I figure this will be a somewhat easy answer for those more familiar with regular expressions than myself, but how would I take a value and either make it all upper case or all lower case before running it through a test statement. I have some clients using my script that regularly type in the wrong case which causes the test statements to fail. Any help you can provide would be extremely valuable. Thanks in advance.

-bp
 
If your script is ksh you can set the variable to upper or lower before the test with typeset

VARIABLE=$1
-typeset -l $VARIABLE (lower case)
or
-typeset -u $VARIABLE (upper case)

-jim
 
J1mbo,

Thanks for your help, but unfortunately this script was written in the bourne shell. I tried the typeset code, but was unsuccessful.

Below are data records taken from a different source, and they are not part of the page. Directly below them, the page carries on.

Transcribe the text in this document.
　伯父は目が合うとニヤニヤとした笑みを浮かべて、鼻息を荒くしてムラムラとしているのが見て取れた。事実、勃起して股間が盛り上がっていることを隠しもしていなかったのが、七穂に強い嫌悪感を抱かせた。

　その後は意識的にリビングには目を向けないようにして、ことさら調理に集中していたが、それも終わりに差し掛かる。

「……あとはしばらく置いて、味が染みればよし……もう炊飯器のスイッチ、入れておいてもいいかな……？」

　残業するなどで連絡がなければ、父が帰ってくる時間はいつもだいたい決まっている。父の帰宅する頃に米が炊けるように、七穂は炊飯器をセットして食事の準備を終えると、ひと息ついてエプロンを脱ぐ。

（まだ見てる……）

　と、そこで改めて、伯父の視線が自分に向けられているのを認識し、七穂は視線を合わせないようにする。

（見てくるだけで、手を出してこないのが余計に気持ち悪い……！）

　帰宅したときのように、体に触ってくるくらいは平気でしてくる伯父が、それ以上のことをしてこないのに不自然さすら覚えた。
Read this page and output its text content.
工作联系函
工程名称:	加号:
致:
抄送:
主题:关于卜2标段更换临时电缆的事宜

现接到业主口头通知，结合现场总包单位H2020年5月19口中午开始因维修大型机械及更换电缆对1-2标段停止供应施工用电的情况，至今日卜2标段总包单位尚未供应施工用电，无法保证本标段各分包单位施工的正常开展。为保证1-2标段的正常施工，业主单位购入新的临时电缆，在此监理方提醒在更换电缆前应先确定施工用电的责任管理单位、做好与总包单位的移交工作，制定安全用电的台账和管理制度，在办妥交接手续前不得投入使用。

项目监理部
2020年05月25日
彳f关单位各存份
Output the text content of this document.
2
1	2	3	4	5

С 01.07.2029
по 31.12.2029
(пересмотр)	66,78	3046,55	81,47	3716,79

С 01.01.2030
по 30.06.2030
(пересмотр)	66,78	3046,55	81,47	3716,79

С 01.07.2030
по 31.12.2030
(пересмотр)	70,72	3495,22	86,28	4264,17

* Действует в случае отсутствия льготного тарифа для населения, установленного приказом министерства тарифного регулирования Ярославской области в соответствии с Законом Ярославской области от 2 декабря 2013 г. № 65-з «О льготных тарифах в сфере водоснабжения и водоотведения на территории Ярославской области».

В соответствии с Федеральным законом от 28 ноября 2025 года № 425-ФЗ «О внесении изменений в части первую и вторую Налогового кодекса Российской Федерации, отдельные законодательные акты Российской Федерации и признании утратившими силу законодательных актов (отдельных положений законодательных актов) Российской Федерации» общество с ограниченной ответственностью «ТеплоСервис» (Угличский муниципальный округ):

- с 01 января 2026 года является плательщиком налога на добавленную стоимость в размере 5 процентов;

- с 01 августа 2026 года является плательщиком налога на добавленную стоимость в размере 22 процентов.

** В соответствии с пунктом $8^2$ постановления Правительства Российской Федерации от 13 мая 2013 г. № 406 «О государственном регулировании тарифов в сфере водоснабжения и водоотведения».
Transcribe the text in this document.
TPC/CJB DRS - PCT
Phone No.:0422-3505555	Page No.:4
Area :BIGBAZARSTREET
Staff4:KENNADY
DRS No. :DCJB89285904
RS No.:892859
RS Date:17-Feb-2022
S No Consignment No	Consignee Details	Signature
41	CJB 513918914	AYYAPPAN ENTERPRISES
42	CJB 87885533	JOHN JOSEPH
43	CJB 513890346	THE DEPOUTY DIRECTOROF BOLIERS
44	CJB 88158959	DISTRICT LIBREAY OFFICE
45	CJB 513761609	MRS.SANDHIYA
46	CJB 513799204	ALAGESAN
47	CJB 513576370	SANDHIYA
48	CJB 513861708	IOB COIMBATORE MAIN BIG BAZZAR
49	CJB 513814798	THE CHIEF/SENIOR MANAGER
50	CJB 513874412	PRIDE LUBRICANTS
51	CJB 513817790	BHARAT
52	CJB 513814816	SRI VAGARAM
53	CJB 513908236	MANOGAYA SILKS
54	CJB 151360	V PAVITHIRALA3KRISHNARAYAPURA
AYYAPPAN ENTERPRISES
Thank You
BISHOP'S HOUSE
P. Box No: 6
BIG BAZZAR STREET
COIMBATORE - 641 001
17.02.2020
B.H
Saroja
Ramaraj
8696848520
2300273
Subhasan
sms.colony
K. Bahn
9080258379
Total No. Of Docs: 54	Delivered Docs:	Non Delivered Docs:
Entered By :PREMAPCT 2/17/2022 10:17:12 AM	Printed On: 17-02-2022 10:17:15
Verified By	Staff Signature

Thank you for you help.

-bp
 
If you have ksh on your system and it's your script,
change it to ksh. ksh should handle the bourne shell
code. Otherwise, try something like this

#! /bin/sh

echo "Enter something: "
read VAR
# user enters 'test', for example

case $VAR in
test) do stuff ;;
TEST) do stuff;;
*) error message;;
esac

----

Depending on what is being input, this can be shortened to
case $VAR in
[Tt][Ee][Ss][Tt]) do stuff ;;
*) error message;;
esac

--- Or with an 'if' statement:

if [ $VAR -eq "test" || $VAR -eq "TEST"] ; do

...do stuff

fi


Hope this helps,

jim



 
The following seems to work for me:

var2=`echo $var1 | tr a-z A-Z`

Good luck "Code what you mean,
and mean what you code!
But by all means post your code!"

Razalas
 
You may want to use case statements instead of test:
case $var in
a|A) echo "a or A was entered";
b|B) echo "b or B was entered";
*) echo "something else was entered";
esac
 
The tr command worked like a champ! Thanks to all for their assistance with this.